I was trying to prove the following result:
Define the Hilbert transformation for the continuous function with compact support on $\Bbb{R}$ as $$H f(x):=p \cdot v \cdot \frac{1}{\pi} \int_{\mathbf{R}} \frac{f(y)}{x-y} d y=\lim _{\varepsilon \rightarrow 0} \frac{1}{\pi} \int_{|x-y|>\varepsilon} \frac{f(y)}{x-y} d y$$
Prove the limit above is well defined for continuous function with compact support.
My attempt:First since $f$ is compact supported,only need to consider the integral at a bounded region,what we need to consider is the sigularility at point $x$,I found if we take $f$ be constant near $x$,the integral goes to infinity for one side but the integral has two part,one with negative another one with positive,and we know the integrand change a little bit near $x$ by continuity of $f$,hence there is a hope they cancel out.
It is not true.
Take $f(x) = -\frac{\mathrm{sgn}(x)}{\ln(|x|)}$ near $0$ and $f(0)=0$ and multiply it by a nonnegative smooth function supported on $[-1/2,1/2]$ and with value $1$ in $[-1/4,1/4]$ to make it a compactly supported continuous function.
Then $Hf(0) > \lim_{\varepsilon\to 0}\int_{\varepsilon}^{1/4} \frac{\mathrm d t}{t\,\left|\ln t\right|} = C\,\big(\ln(-\ln(\varepsilon)))-\ln(-\ln(1/4))\big) \to \infty$.

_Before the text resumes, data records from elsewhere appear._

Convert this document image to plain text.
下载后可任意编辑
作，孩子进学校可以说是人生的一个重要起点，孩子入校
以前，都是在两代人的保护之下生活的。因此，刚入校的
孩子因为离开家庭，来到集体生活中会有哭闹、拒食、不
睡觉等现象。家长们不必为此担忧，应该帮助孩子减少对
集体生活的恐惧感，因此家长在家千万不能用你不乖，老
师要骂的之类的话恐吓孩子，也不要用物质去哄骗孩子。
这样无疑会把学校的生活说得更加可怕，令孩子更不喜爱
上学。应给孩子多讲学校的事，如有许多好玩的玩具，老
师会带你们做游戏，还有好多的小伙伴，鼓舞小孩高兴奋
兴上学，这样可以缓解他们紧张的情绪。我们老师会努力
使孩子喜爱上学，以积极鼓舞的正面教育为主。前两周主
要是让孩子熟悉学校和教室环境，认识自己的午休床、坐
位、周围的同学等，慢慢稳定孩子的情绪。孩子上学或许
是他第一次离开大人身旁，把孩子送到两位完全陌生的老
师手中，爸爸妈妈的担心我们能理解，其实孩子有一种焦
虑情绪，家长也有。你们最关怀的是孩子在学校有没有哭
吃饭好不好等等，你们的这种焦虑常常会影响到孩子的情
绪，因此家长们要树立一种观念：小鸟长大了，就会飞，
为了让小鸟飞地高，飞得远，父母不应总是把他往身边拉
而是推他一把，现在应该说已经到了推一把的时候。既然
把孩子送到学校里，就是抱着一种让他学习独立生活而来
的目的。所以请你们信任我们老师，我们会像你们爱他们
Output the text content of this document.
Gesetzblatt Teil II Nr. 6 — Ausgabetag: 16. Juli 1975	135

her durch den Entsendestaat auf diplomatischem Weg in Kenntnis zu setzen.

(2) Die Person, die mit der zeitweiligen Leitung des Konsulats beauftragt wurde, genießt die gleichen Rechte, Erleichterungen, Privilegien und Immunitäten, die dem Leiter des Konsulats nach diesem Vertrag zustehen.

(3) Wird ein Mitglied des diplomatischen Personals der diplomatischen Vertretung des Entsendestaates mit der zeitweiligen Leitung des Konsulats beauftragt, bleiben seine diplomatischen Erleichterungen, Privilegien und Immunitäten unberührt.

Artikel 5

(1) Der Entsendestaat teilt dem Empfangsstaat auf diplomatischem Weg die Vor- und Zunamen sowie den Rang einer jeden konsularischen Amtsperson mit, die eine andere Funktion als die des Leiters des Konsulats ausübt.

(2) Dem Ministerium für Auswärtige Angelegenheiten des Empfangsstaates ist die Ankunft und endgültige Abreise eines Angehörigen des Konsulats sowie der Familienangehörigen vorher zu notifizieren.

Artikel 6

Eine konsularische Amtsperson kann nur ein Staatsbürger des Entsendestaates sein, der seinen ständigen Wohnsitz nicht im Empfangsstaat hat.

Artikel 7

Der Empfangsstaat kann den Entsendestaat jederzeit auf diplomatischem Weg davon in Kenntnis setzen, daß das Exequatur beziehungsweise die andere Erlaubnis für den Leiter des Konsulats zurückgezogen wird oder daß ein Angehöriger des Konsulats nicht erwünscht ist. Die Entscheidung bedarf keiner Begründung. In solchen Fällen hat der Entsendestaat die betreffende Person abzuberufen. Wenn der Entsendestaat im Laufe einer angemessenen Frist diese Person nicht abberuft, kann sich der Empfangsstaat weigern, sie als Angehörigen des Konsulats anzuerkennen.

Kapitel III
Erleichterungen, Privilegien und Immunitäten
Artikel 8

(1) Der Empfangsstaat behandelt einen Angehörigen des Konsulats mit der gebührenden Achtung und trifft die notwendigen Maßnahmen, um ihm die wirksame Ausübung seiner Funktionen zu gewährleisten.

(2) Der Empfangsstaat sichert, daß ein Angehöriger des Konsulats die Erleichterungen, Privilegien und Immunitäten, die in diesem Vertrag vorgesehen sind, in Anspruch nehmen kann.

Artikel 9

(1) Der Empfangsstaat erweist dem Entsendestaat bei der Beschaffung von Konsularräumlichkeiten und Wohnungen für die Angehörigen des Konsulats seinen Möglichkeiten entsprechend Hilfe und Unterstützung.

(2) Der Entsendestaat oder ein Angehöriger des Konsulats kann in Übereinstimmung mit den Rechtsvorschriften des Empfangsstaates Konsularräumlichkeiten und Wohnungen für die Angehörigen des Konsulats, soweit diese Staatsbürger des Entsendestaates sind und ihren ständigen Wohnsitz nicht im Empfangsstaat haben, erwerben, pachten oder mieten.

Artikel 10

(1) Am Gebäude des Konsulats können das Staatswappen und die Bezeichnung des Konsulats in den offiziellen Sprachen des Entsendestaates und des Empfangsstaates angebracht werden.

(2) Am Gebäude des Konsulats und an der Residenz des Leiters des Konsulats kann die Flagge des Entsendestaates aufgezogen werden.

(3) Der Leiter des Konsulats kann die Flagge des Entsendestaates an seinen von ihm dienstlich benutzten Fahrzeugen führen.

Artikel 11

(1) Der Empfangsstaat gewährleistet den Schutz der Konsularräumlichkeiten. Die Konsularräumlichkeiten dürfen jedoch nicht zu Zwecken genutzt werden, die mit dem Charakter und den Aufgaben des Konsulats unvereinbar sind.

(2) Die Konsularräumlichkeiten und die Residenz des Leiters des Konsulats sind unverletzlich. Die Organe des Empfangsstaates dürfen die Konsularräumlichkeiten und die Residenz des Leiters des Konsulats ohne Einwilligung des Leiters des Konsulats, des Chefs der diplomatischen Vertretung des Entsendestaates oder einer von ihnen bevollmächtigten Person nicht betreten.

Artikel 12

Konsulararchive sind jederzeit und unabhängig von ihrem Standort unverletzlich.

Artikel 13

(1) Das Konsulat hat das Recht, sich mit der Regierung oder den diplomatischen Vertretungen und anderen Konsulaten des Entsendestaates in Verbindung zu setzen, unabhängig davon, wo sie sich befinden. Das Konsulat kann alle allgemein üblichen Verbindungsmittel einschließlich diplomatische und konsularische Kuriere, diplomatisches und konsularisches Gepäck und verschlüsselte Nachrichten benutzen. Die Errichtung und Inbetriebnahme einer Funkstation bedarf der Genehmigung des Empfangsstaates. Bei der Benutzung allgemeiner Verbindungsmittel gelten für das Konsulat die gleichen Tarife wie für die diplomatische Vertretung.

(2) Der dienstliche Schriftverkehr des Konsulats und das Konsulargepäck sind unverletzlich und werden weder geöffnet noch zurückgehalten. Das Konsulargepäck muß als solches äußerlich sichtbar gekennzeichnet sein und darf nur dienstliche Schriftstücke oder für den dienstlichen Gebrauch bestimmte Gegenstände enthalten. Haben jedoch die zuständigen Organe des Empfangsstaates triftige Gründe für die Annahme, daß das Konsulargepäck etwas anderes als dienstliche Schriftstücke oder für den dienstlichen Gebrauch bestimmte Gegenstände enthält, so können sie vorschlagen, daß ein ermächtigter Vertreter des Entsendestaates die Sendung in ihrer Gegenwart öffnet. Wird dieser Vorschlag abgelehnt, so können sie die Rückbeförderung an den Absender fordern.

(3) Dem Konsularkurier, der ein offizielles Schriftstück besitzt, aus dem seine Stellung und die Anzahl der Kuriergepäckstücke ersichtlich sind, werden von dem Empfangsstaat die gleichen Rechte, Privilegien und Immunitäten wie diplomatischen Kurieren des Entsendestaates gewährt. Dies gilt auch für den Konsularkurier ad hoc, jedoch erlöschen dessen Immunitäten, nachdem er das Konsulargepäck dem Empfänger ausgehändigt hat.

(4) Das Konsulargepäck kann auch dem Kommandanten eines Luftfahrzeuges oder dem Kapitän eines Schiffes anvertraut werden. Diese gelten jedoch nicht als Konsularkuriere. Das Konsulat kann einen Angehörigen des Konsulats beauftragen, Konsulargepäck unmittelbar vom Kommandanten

Notice however that by classical results (see e.g. "Fourier Analysis" by Javier Duoandikoetxea) the Hilbert transform is a bounded operator on $L^p$ for any $p\in(1,\infty)$ and so is defined almost everywhere. The simplest case is the fact that $H$ is a bounded operator on $L^2$ since the Fourier transform (in the sense of distributions) is given by $\widehat{Hf}(x) = -i\,\mathrm{sgn}(x)\,\widehat{f}(x)$ and so $\|\widehat{Hf}\|_{L^2} = \|f\|_{L^2}$.